The EarthKAM payload will conduct Earth observations using the Electronic Still Camera (ESC) installed in the overhead starboard window of the Aft Flight Deck.

The Plant Growth Investigations in Microgravity (PGIM) payload experiment will use plants to monitor the space flight environment for stressful conditions that affect plant growth. Because plants cannot move away from stressful conditions, they have developed mechanisms that monitor their environment and direct effective physiological responses to harmful conditions.

The Commercial Generic Bioprocessing Apparatus (CGBA) payload hardware allows for sample processing and stowage functions.
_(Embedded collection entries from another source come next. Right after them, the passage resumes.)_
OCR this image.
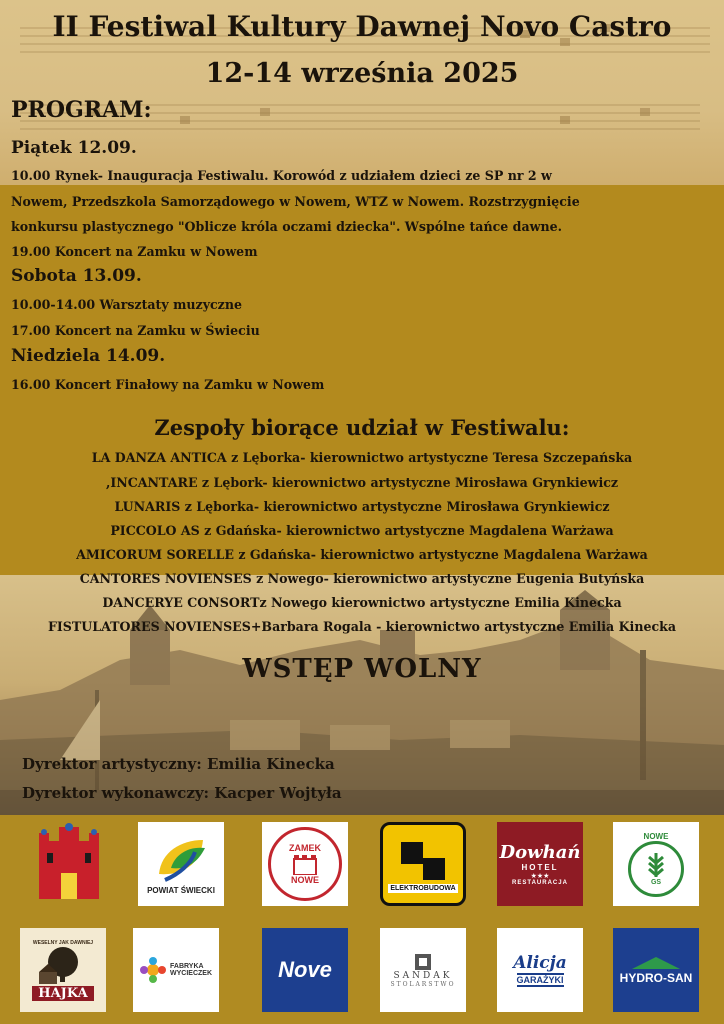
II Festiwal Kultury Dawnej Novo Castro
12-14 września 2025
PROGRAM:
Piątek 12.09.
10.00 Rynek- Inauguracja Festiwalu. Korowód z udziałem dzieci ze SP nr 2 w
Nowem, Przedszkola Samorządowego w Nowem, WTZ w Nowem. Rozstrzygnięcie
konkursu plastycznego "Oblicze króla oczami dziecka". Wspólne tańce dawne.
19.00 Koncert na Zamku w Nowem
Sobota 13.09.
10.00-14.00 Warsztaty muzyczne
17.00 Koncert na Zamku w Świeciu
Niedziela 14.09.
16.00 Koncert Finałowy na Zamku w Nowem
Zespoły biorące udział w Festiwalu:
LA DANZA ANTICA z Lęborka- kierownictwo artystyczne Teresa Szczepańska
,INCANTARE z Lębork- kierownictwo artystyczne Mirosława Grynkiewicz
LUNARIS z Lęborka- kierownictwo artystyczne Mirosława Grynkiewicz
PICCOLO AS z Gdańska- kierownictwo artystyczne Magdalena Warżawa
AMICORUM SORELLE z Gdańska- kierownictwo artystyczne Magdalena Warżawa
CANTORES NOVIENSES z Nowego- kierownictwo artystyczne Eugenia Butyńska
DANCERYE CONSORTz Nowego kierownictwo artystyczne Emilia Kinecka
FISTULATORES NOVIENSES+Barbara Rogala - kierownictwo artystyczne Emilia Kinecka
WSTĘP WOLNY
Dyrektor artystyczny: Emilia Kinecka
Dyrektor wykonawczy: Kacper Wojtyła
POWIAT ŚWIECKI
ZAMEK
NOWE
ELEKTROBUDOWA
Dowhań
HOTEL
★★★
RESTAURACJA
NOWE
GS
WESELNY JAK DAWNIEJ
HAJKA
FABRYKA
WYCIECZEK	Nove	SANDAK
STOLARSTWO
Alicja
GARAŻYKI	HYDRO-SAN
The Generic Bioprocessing Apparatus - Isothermal Containment Module (GBA-ICM) is temperature controlled to maintain a preset temperature environment, controls the activation and termination of the experiment samples, and provides an interface for crew interaction, control and data transfer.

The Micro-Electrical Mechanical System (MEMS) payload examines the performance, under launch, microgravity, and reentry conditions of a suite of MEMS devices. These devices include accelerometers, gyros, and environmental and chemical sensors. The MEMS payload is self-contained and requires activation and deactivation only.

The Biological Research in Canisters (BRIC) payload was designed to investigate the effects of space flight on small arthropod animals and plant specimens. The flight crew will be available at regular intervals to monitor and control payload/experiment operations.